Rihanna's halftime performance at the Super Bowl on Feb. 12 was unparalleled. In addition to delivering a medley of her greatest hits, the singer and entrepreneur used the moment to announce her second pregnancy, subsequently making history as the first pregnant halftime show performer. From the first few chords of "B*tch Better Have My Money" to the swelling crescendo of "Diamonds," Rihanna put on an unforgettable show — but did she do it all for free?

Do Super Bowl Halftime Performers Get Paid?

"The NFL covers all costs associated with the show and the performers are paid union scale," an NFL spokesperson told POPSUGAR. "This is not an appearance fee but the artists are indeed paid union scale."

Per NFL policy, the league does not pay performers an appearance fee, but they do pay artists union scale: a minimum payment determined by the actor's union. This number, dictated by the Screen Actors Guild, averages to about $1,030 per day, according to Newsweek. For dancers, the number is in the range of $788 to $1,030 per day and $607 a day for rehearsals.

As such, the career milestone appears to be enough without additional payment. Recent halftime acts include Eminem, Dr. Dre. Snoop Dogg, Kendrick Lamar, and Mary J. Blige in 2022 and The Weeknd, Shakira, and Jennifer Lopez in years prior. Other major names to take the stage include Beyoncé, Lady Gaga, Coldplay, Justin Timberlake, Lenny Kravitz, Katy Perry, and Bruce Springsteen.

Who Covers the Super Bowl Halftime Show Costs?

The league does not offer an appearance fee, but it is customary for the NFL to cover expenses for the halftime show within a specified budget. "We do not pay the artists," an NFL spokesperson told Forbes in 2016. "We cover expenses and production costs."

Some performers will even invest their own money to make their time on the field as memorable as possible. Billboard reports that in 2021, The Weeknd spent $7 million perfecting his own halftime show.

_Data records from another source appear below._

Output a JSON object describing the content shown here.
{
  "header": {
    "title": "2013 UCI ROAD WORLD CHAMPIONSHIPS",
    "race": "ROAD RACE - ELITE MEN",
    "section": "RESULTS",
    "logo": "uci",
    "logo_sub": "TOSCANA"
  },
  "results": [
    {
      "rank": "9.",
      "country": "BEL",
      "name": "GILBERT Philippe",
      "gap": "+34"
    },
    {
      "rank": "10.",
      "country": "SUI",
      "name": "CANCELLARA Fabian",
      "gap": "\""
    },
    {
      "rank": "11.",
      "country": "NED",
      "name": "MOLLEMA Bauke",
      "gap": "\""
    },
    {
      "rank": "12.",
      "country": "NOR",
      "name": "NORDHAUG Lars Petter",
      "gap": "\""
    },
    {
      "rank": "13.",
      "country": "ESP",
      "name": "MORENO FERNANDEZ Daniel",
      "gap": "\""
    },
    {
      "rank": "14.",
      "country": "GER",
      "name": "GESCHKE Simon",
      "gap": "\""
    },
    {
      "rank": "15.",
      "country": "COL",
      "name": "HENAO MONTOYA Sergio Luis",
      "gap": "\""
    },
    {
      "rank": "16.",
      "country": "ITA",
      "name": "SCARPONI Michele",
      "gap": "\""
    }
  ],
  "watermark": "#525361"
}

While Rihanna did not use her time on the field to announce her ninth album, she did score herself major points for one of the most stunning pregnancy reveals on live TV. "When you become a mom, there's something that just happens where you feel like you can take on anything and do anything," she said in a press conference earlier this month, adding that becoming a mom helped her face her fear of performing at the Super Bowl. "As scary as that was, because I haven't been on stage in seven years, there's something exhilarating about the challenge of it all."